Pemimpin Venezuela Hugo Chavez dan penggantinya, Nicolas Maduro, menggabungkan sosialisme Castro dengan nasionalisme dalam gaya pemimpin Venezuela abad ke-19 Simon Bolivar, memproklamirkan penentangan mereka terhadap AS dan kapitalisme global. Mereka berhasil menyebabkan keruntuhan ekonomi negara mereka – kaya akan bahan mentah – dan memaksa diri mereka sendiri untuk menjatah makanan dan barang konsumsi kepada rakyatnya.

Semua negara-negara ini dan para elit penguasanya hidup dalam dunia ilusi dan angan-angan ideologis yang membentuk kehidupan dalam negeri, kebijakan ekonomi dan luar negeri mereka. Mereka semua berjuang melawan musuh-musuh asing dan domestik, kurang memahami perekonomian modern dan mengisolasi diri dari dunia.

Pendekatan itu mengilhami populasi mereka dengan khayalan serupa tentang diri mereka sendiri dan dunia, merampas kesempatan mereka saat ini dan semua harapan akan kemajuan di masa depan.

Dalam beberapa tahun terakhir, Rusia semakin menjauh dari rasionalitas dan pragmatisme dan beralih ke dunia ilusi dan khayalan. Alih-alih argumen rasional, pejabat pemerintah – yang sebagian besar dibesarkan sebagai ateis – sekarang secara rutin berbicara tentang wilayah suci, “dunia Rusia” yang samar-samar, penistaan ​​\u200b\u200bdan benda-benda suci, pemeliharaan ilahi, peradaban khusus Rusia, kesucian kemenangan militer, dan sebagainya. pada.

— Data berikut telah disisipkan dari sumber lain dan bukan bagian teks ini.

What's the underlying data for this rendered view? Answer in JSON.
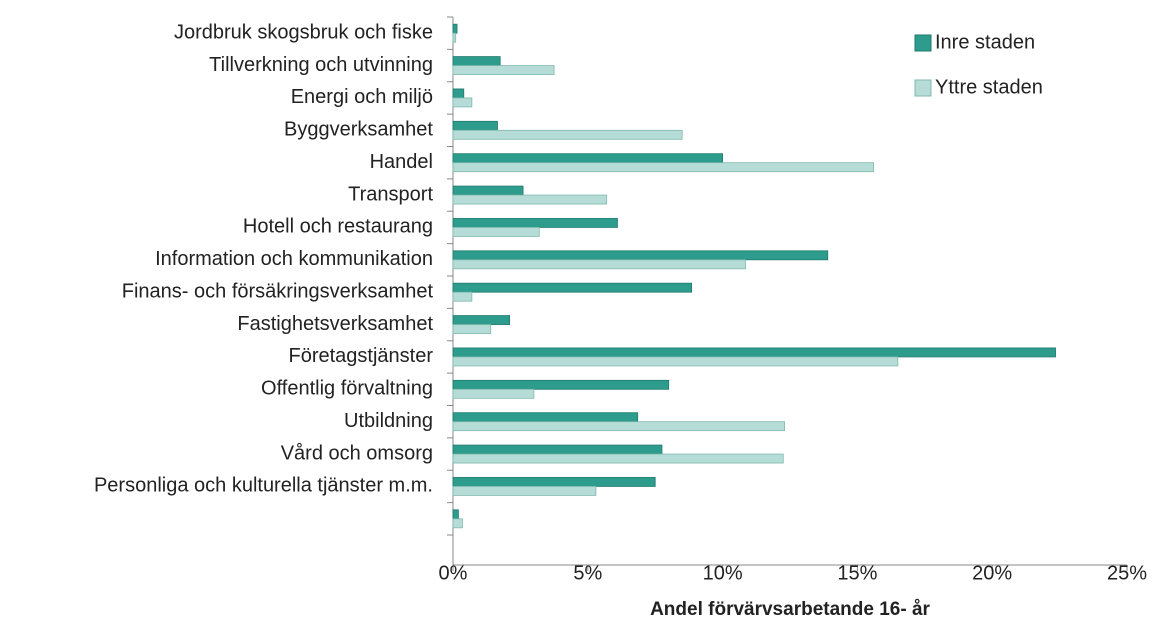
{
  "chart_data": {
    "type": "hbar",
    "xlabel": "Andel förvärvsarbetande 16- år",
    "categories": [
      "Jordbruk skogsbruk och fiske",
      "Tillverkning och utvinning",
      "Energi och miljö",
      "Byggverksamhet",
      "Handel",
      "Transport",
      "Hotell och restaurang",
      "Information och kommunikation",
      "Finans- och försäkringsverksamhet",
      "Fastighetsverksamhet",
      "Företagstjänster",
      "Offentlig förvaltning",
      "Utbildning",
      "Vård och omsorg",
      "Personliga och kulturella tjänster m.m.",
      null
    ],
    "series": [
      {
        "name": "Inre staden",
        "color": "#2e9c8c",
        "values": [
          0.15,
          1.75,
          0.4,
          1.65,
          10.0,
          2.6,
          6.1,
          13.9,
          8.85,
          2.1,
          22.35,
          8.0,
          6.85,
          7.75,
          7.5,
          0.2
        ]
      },
      {
        "name": "Yttre staden",
        "color": "#b5dcd6",
        "values": [
          0.1,
          3.75,
          0.7,
          8.5,
          15.6,
          5.7,
          3.2,
          10.85,
          0.7,
          1.4,
          16.5,
          3.0,
          12.3,
          12.25,
          5.3,
          0.35
        ]
      }
    ],
    "xlim": [
      0,
      25
    ],
    "xticks": [
      {
        "value": 0,
        "label": "0%"
      },
      {
        "value": 5,
        "label": "5%"
      },
      {
        "value": 10,
        "label": "10%"
      },
      {
        "value": 15,
        "label": "15%"
      },
      {
        "value": 20,
        "label": "20%"
      },
      {
        "value": 25,
        "label": "25%"
      }
    ],
    "legend": "upper right"
  }
}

Dengan bantuan kampanye propaganda yang terpadu dan berskala penuh, para pemimpin menghidupkan kembali mitos-mitos nasional masa lalu – sebuah konstruksi mental yang tidak masuk akal dan terus-menerus dari kesadaran massa Rusia. Hal ini termasuk dugaan perlunya penyelamat pribadi otokratis rakyat Rusia, superioritas peradaban Rusia dan kebutuhan selanjutnya akan isolasi dari dunia modern dan penolakan terhadap modernisasi. Lagi pula, jika Rusia sudah lebih baik dari negara lain, mengapa harus mengubahnya?

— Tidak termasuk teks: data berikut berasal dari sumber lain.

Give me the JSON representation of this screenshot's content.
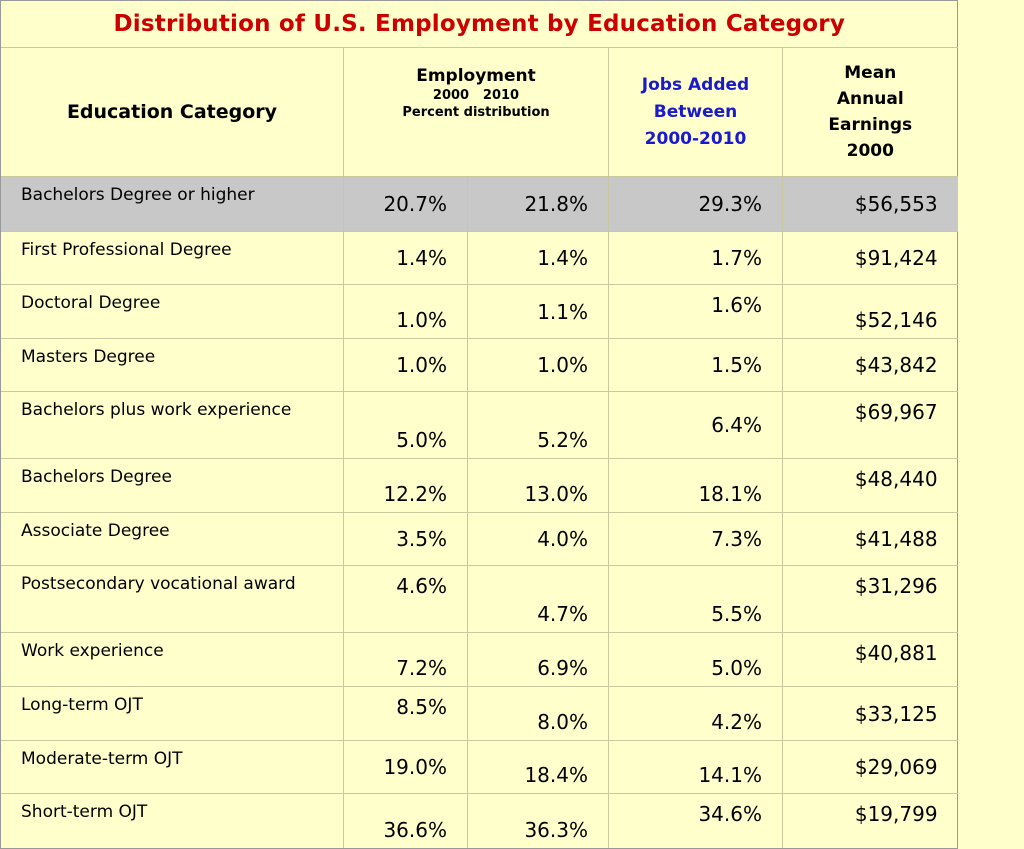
{
  "title": "Distribution of U.S. Employment by Education Category",
  "headers": {
    "category": "Education Category",
    "employment": "Employment",
    "year_2000": "2000",
    "year_2010": "2010",
    "percent_distribution": "Percent distribution",
    "jobs_added": [
      "Jobs Added",
      "Between",
      "2000-2010"
    ],
    "earnings": [
      "Mean",
      "Annual",
      "Earnings",
      "2000"
    ]
  },
  "colors": {
    "title": "#cc0000",
    "jobs_header": "#1a1acc",
    "background": "#ffffcc",
    "highlight_row": "#c8c8c8"
  },
  "chart_data": {
    "type": "table",
    "title": "Distribution of U.S. Employment by Education Category",
    "columns": [
      "Education Category",
      "Employment 2000",
      "Employment 2010",
      "Jobs Added Between 2000-2010",
      "Mean Annual Earnings 2000"
    ],
    "rows": [
      {
        "category": "Bachelors Degree or higher",
        "emp2000": "20.7%",
        "emp2010": "21.8%",
        "jobs": "29.3%",
        "earnings": "$56,553",
        "highlight": true
      },
      {
        "category": "First Professional Degree",
        "emp2000": "1.4%",
        "emp2010": "1.4%",
        "jobs": "1.7%",
        "earnings": "$91,424"
      },
      {
        "category": "Doctoral Degree",
        "emp2000": "1.0%",
        "emp2010": "1.1%",
        "jobs": "1.6%",
        "earnings": "$52,146"
      },
      {
        "category": "Masters Degree",
        "emp2000": "1.0%",
        "emp2010": "1.0%",
        "jobs": "1.5%",
        "earnings": "$43,842"
      },
      {
        "category": "Bachelors plus work experience",
        "emp2000": "5.0%",
        "emp2010": "5.2%",
        "jobs": "6.4%",
        "earnings": "$69,967"
      },
      {
        "category": "Bachelors Degree",
        "emp2000": "12.2%",
        "emp2010": "13.0%",
        "jobs": "18.1%",
        "earnings": "$48,440"
      },
      {
        "category": "Associate Degree",
        "emp2000": "3.5%",
        "emp2010": "4.0%",
        "jobs": "7.3%",
        "earnings": "$41,488"
      },
      {
        "category": "Postsecondary vocational award",
        "emp2000": "4.6%",
        "emp2010": "4.7%",
        "jobs": "5.5%",
        "earnings": "$31,296"
      },
      {
        "category": "Work experience",
        "emp2000": "7.2%",
        "emp2010": "6.9%",
        "jobs": "5.0%",
        "earnings": "$40,881"
      },
      {
        "category": "Long-term OJT",
        "emp2000": "8.5%",
        "emp2010": "8.0%",
        "jobs": "4.2%",
        "earnings": "$33,125"
      },
      {
        "category": "Moderate-term OJT",
        "emp2000": "19.0%",
        "emp2010": "18.4%",
        "jobs": "14.1%",
        "earnings": "$29,069"
      },
      {
        "category": "Short-term OJT",
        "emp2000": "36.6%",
        "emp2010": "36.3%",
        "jobs": "34.6%",
        "earnings": "$19,799"
      }
    ]
  }
}
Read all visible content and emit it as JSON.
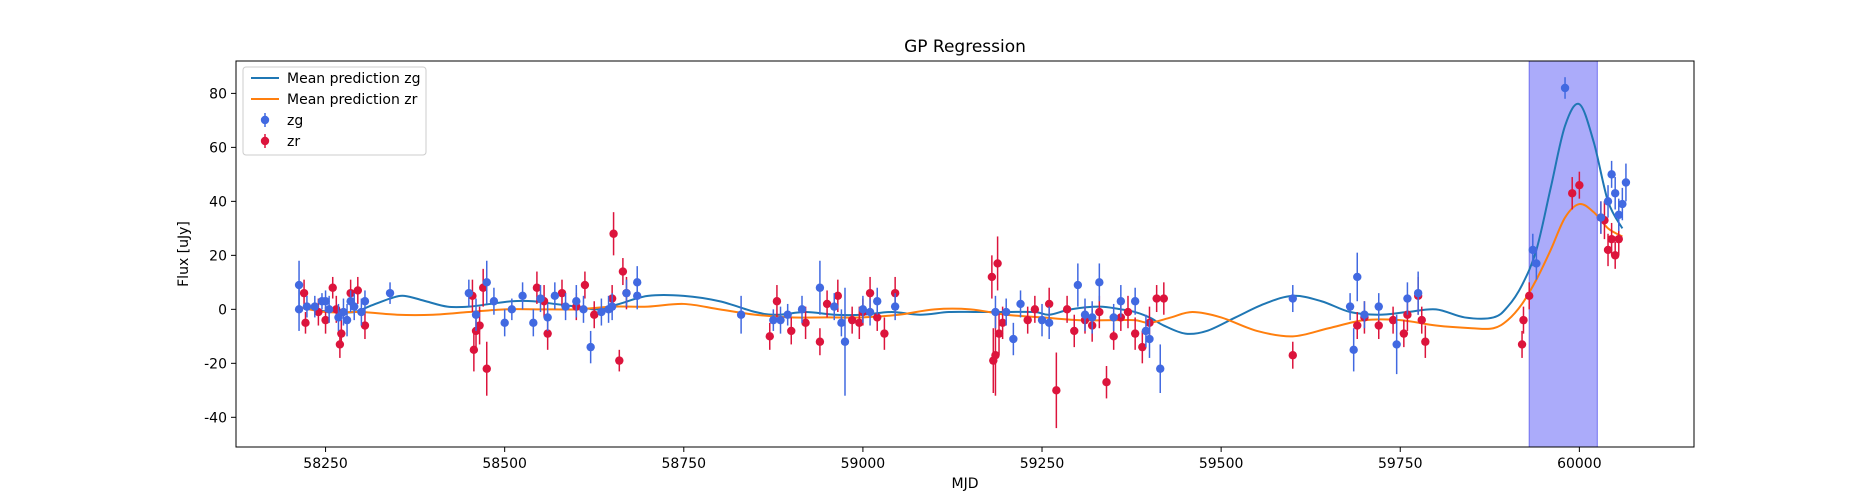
{
  "chart_data": {
    "type": "scatter",
    "title": "GP Regression",
    "xlabel": "MJD",
    "ylabel": "Flux [uJy]",
    "xlim": [
      58125,
      60160
    ],
    "ylim": [
      -51,
      92
    ],
    "xticks": [
      58250,
      58500,
      58750,
      59000,
      59250,
      59500,
      59750,
      60000
    ],
    "yticks": [
      -40,
      -20,
      0,
      20,
      40,
      60,
      80
    ],
    "legend": {
      "placement": "top-left",
      "entries": [
        "Mean prediction zg",
        "Mean prediction zr",
        "zg",
        "zr"
      ]
    },
    "shaded_region": {
      "x0": 59930,
      "x1": 60025,
      "color": "#a6a6fa"
    },
    "colors": {
      "zg_line": "#1f77b4",
      "zr_line": "#ff7f0e",
      "zg_points": "#4169e1",
      "zr_points": "#dc143c"
    },
    "series": [
      {
        "name": "Mean prediction zg",
        "kind": "line",
        "x": [
          58210,
          58230,
          58260,
          58290,
          58310,
          58340,
          58360,
          58390,
          58420,
          58450,
          58480,
          58510,
          58540,
          58570,
          58600,
          58630,
          58660,
          58700,
          58750,
          58800,
          58850,
          58880,
          58920,
          58960,
          59000,
          59040,
          59080,
          59120,
          59160,
          59200,
          59240,
          59260,
          59290,
          59330,
          59360,
          59380,
          59400,
          59420,
          59450,
          59480,
          59520,
          59560,
          59600,
          59640,
          59680,
          59720,
          59760,
          59800,
          59840,
          59880,
          59900,
          59920,
          59940,
          59960,
          59980,
          60000,
          60020,
          60040,
          60060
        ],
        "y": [
          1,
          0,
          -1,
          -1,
          1,
          4,
          5,
          3,
          1,
          1,
          2,
          3,
          3,
          2,
          1,
          0,
          2,
          5,
          5,
          3,
          -1,
          -2,
          -1,
          -2,
          -2,
          -1,
          -2,
          -1,
          -1,
          -1,
          -1,
          -2,
          0,
          1,
          0,
          -1,
          -3,
          -6,
          -9,
          -8,
          -3,
          2,
          5,
          3,
          -1,
          -2,
          -1,
          0,
          -3,
          -3,
          1,
          9,
          22,
          45,
          68,
          76,
          62,
          40,
          30
        ]
      },
      {
        "name": "Mean prediction zr",
        "kind": "line",
        "x": [
          58210,
          58250,
          58300,
          58350,
          58400,
          58450,
          58500,
          58550,
          58600,
          58650,
          58700,
          58750,
          58800,
          58850,
          58900,
          58950,
          59000,
          59050,
          59100,
          59150,
          59200,
          59250,
          59300,
          59350,
          59380,
          59400,
          59430,
          59460,
          59500,
          59550,
          59600,
          59650,
          59700,
          59750,
          59800,
          59850,
          59880,
          59900,
          59920,
          59940,
          59960,
          59980,
          60000,
          60020,
          60040,
          60060
        ],
        "y": [
          1,
          -1,
          -1,
          -2,
          -2,
          -1,
          0,
          0,
          0,
          1,
          1,
          2,
          0,
          -2,
          -3,
          -3,
          -3,
          -2,
          0,
          0,
          -2,
          -3,
          -4,
          -4,
          -4,
          -5,
          -3,
          -1,
          -3,
          -8,
          -10,
          -7,
          -4,
          -4,
          -6,
          -7,
          -7,
          -4,
          2,
          11,
          22,
          34,
          39,
          36,
          30,
          27
        ]
      },
      {
        "name": "zg",
        "kind": "errorbar",
        "points": [
          [
            58213,
            9,
            9
          ],
          [
            58213,
            0,
            8
          ],
          [
            58224,
            1,
            4
          ],
          [
            58235,
            1,
            4
          ],
          [
            58245,
            3,
            3
          ],
          [
            58250,
            3,
            4
          ],
          [
            58255,
            0,
            5
          ],
          [
            58268,
            -3,
            5
          ],
          [
            58275,
            -1,
            5
          ],
          [
            58280,
            -4,
            6
          ],
          [
            58285,
            3,
            4
          ],
          [
            58290,
            1,
            5
          ],
          [
            58300,
            -1,
            5
          ],
          [
            58305,
            3,
            4
          ],
          [
            58340,
            6,
            4
          ],
          [
            58450,
            6,
            5
          ],
          [
            58460,
            -2,
            6
          ],
          [
            58475,
            10,
            8
          ],
          [
            58485,
            3,
            5
          ],
          [
            58500,
            -5,
            5
          ],
          [
            58510,
            0,
            4
          ],
          [
            58525,
            5,
            5
          ],
          [
            58540,
            -5,
            5
          ],
          [
            58550,
            4,
            5
          ],
          [
            58560,
            -3,
            5
          ],
          [
            58570,
            5,
            5
          ],
          [
            58585,
            1,
            5
          ],
          [
            58600,
            3,
            6
          ],
          [
            58610,
            0,
            5
          ],
          [
            58620,
            -14,
            6
          ],
          [
            58635,
            -1,
            5
          ],
          [
            58645,
            0,
            5
          ],
          [
            58650,
            1,
            5
          ],
          [
            58670,
            6,
            5
          ],
          [
            58685,
            10,
            6
          ],
          [
            58685,
            5,
            5
          ],
          [
            58830,
            -2,
            7
          ],
          [
            58875,
            -4,
            4
          ],
          [
            58885,
            -4,
            5
          ],
          [
            58895,
            -2,
            4
          ],
          [
            58915,
            0,
            5
          ],
          [
            58940,
            8,
            10
          ],
          [
            58960,
            1,
            5
          ],
          [
            58970,
            -5,
            5
          ],
          [
            58975,
            -12,
            20
          ],
          [
            59000,
            0,
            5
          ],
          [
            59010,
            -1,
            5
          ],
          [
            59020,
            3,
            5
          ],
          [
            59045,
            1,
            5
          ],
          [
            59185,
            -1,
            6
          ],
          [
            59200,
            -1,
            5
          ],
          [
            59210,
            -11,
            6
          ],
          [
            59220,
            2,
            5
          ],
          [
            59250,
            -4,
            6
          ],
          [
            59260,
            -5,
            6
          ],
          [
            59300,
            9,
            8
          ],
          [
            59310,
            -2,
            6
          ],
          [
            59320,
            -3,
            6
          ],
          [
            59330,
            10,
            7
          ],
          [
            59350,
            -3,
            5
          ],
          [
            59360,
            3,
            6
          ],
          [
            59380,
            3,
            5
          ],
          [
            59395,
            -8,
            6
          ],
          [
            59400,
            -11,
            7
          ],
          [
            59415,
            -22,
            9
          ],
          [
            59600,
            4,
            5
          ],
          [
            59680,
            1,
            5
          ],
          [
            59685,
            -15,
            8
          ],
          [
            59690,
            12,
            9
          ],
          [
            59700,
            -2,
            5
          ],
          [
            59720,
            1,
            5
          ],
          [
            59745,
            -13,
            11
          ],
          [
            59760,
            4,
            6
          ],
          [
            59775,
            6,
            8
          ],
          [
            59935,
            22,
            6
          ],
          [
            59940,
            17,
            6
          ],
          [
            59980,
            82,
            4
          ],
          [
            60030,
            34,
            6
          ],
          [
            60040,
            40,
            6
          ],
          [
            60045,
            50,
            5
          ],
          [
            60050,
            43,
            6
          ],
          [
            60055,
            35,
            6
          ],
          [
            60060,
            39,
            6
          ],
          [
            60065,
            47,
            7
          ]
        ]
      },
      {
        "name": "zr",
        "kind": "errorbar",
        "points": [
          [
            58220,
            6,
            5
          ],
          [
            58222,
            -5,
            4
          ],
          [
            58240,
            -1,
            5
          ],
          [
            58250,
            -4,
            5
          ],
          [
            58260,
            8,
            4
          ],
          [
            58265,
            0,
            5
          ],
          [
            58270,
            -13,
            5
          ],
          [
            58272,
            -9,
            5
          ],
          [
            58285,
            6,
            5
          ],
          [
            58295,
            7,
            5
          ],
          [
            58305,
            -6,
            5
          ],
          [
            58455,
            5,
            6
          ],
          [
            58457,
            -15,
            8
          ],
          [
            58460,
            -8,
            6
          ],
          [
            58465,
            -6,
            7
          ],
          [
            58470,
            8,
            7
          ],
          [
            58475,
            -22,
            10
          ],
          [
            58545,
            8,
            6
          ],
          [
            58555,
            3,
            6
          ],
          [
            58560,
            -9,
            6
          ],
          [
            58580,
            6,
            5
          ],
          [
            58600,
            1,
            5
          ],
          [
            58612,
            9,
            5
          ],
          [
            58625,
            -2,
            5
          ],
          [
            58650,
            4,
            5
          ],
          [
            58652,
            28,
            8
          ],
          [
            58660,
            -19,
            4
          ],
          [
            58665,
            14,
            5
          ],
          [
            58670,
            6,
            6
          ],
          [
            58870,
            -10,
            5
          ],
          [
            58880,
            3,
            6
          ],
          [
            58900,
            -8,
            5
          ],
          [
            58920,
            -5,
            6
          ],
          [
            58940,
            -12,
            5
          ],
          [
            58950,
            2,
            5
          ],
          [
            58965,
            5,
            6
          ],
          [
            58985,
            -4,
            5
          ],
          [
            58995,
            -5,
            6
          ],
          [
            59000,
            -1,
            5
          ],
          [
            59010,
            6,
            6
          ],
          [
            59020,
            -3,
            5
          ],
          [
            59030,
            -9,
            6
          ],
          [
            59045,
            6,
            6
          ],
          [
            59180,
            12,
            8
          ],
          [
            59182,
            -19,
            12
          ],
          [
            59185,
            -17,
            15
          ],
          [
            59188,
            17,
            10
          ],
          [
            59190,
            -9,
            8
          ],
          [
            59195,
            -5,
            6
          ],
          [
            59230,
            -4,
            5
          ],
          [
            59240,
            0,
            5
          ],
          [
            59260,
            2,
            6
          ],
          [
            59270,
            -30,
            14
          ],
          [
            59285,
            0,
            5
          ],
          [
            59295,
            -8,
            6
          ],
          [
            59310,
            -4,
            5
          ],
          [
            59320,
            -6,
            6
          ],
          [
            59330,
            -1,
            6
          ],
          [
            59340,
            -27,
            6
          ],
          [
            59350,
            -10,
            5
          ],
          [
            59360,
            -3,
            5
          ],
          [
            59370,
            -1,
            6
          ],
          [
            59380,
            -9,
            6
          ],
          [
            59390,
            -14,
            6
          ],
          [
            59400,
            -5,
            6
          ],
          [
            59410,
            4,
            5
          ],
          [
            59420,
            4,
            6
          ],
          [
            59600,
            -17,
            5
          ],
          [
            59690,
            -6,
            5
          ],
          [
            59700,
            -3,
            6
          ],
          [
            59720,
            -6,
            5
          ],
          [
            59740,
            -4,
            5
          ],
          [
            59755,
            -9,
            5
          ],
          [
            59760,
            -2,
            6
          ],
          [
            59775,
            5,
            7
          ],
          [
            59780,
            -4,
            5
          ],
          [
            59785,
            -12,
            6
          ],
          [
            59920,
            -13,
            5
          ],
          [
            59922,
            -4,
            5
          ],
          [
            59930,
            5,
            5
          ],
          [
            59990,
            43,
            6
          ],
          [
            60000,
            46,
            5
          ],
          [
            60030,
            34,
            6
          ],
          [
            60035,
            33,
            7
          ],
          [
            60040,
            22,
            6
          ],
          [
            60045,
            26,
            6
          ],
          [
            60050,
            20,
            5
          ],
          [
            60055,
            26,
            6
          ]
        ]
      }
    ]
  }
}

Ini juga mempromosikan gagasan bahwa penguasa dan negara adalah suci, dan bahwa setiap pengorbanan atau perampasan dibenarkan demi menegaskan kebesaran Rusia – sebuah istilah yang secara tegas didefinisikan sebagai kekuatan militer Rusia, kepemilikan teritorial, dan pengaruh geopolitiknya.

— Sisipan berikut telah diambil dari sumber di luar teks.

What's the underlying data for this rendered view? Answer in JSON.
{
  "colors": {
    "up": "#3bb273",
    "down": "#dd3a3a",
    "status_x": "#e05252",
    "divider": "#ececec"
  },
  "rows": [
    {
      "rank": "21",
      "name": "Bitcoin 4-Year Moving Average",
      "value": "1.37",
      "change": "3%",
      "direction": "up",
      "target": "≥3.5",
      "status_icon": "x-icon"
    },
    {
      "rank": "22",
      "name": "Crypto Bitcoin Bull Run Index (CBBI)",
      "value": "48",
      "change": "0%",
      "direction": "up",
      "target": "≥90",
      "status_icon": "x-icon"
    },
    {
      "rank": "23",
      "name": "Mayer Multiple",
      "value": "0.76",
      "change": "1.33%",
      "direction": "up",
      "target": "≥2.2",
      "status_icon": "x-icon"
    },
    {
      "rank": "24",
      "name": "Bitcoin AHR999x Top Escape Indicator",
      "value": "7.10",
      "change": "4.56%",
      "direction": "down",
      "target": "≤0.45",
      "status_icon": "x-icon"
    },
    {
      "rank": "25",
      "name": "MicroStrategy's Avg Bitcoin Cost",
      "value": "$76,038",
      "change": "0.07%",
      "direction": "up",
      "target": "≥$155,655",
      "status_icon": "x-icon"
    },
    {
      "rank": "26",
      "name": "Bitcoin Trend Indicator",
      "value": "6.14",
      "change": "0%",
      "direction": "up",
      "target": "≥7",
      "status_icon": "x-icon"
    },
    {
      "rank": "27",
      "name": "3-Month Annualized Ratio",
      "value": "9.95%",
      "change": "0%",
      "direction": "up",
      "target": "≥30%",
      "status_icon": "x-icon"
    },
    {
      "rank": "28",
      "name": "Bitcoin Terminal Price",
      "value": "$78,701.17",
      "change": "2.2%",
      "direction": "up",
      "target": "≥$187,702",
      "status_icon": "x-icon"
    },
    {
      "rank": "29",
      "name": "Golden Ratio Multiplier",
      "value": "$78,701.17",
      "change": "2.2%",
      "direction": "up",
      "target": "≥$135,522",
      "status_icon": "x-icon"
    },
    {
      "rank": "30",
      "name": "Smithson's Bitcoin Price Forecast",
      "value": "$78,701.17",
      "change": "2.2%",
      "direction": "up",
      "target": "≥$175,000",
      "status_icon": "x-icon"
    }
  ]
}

Dan akhirnya, itu termasuk gagasan bahwa Rusia ada di lingkungan yang tidak bersahabat, bahwa ia terkunci dalam konfrontasi dengan Amerika Serikat dan Barat – akibatnya negara tersebut harus tetap berada di pijakan perang yang konstan dari “benteng yang terkepung”. . sendiri melawan agresor asing dan menyerang musuh dalam negeri, mulai dari kaum intelektual hingga kelompok ketidakpuasan biasa.

Seluruh gambaran dunia benar-benar ilusi dan salah, namun sekarang itulah yang memotivasi keputusan kebijakan dalam dan luar negeri otoritas Rusia. Dan itulah sebabnya kebijakan Rusia menjadi sangat tidak terduga dan tidak rasional.

Rezim otoriter hanya berhasil jika mereka rasional. Irasionalisme dan pelarian ke dunia ilusi dan kabut otak adalah jalan pasti menuju rawa keterbelakangan dan kemiskinan, kekerasan dan ketidakstabilan. Untuk kembali ke jalur pembangunan, Rusia pertama-tama harus meninggalkan khayalannya dan mengambil jalur rasionalisme dan pragmatisme yang kokoh.

Vladimir Ryzhkov, wakil Duma dari tahun 1993 hingga 2007, adalah seorang analis politik.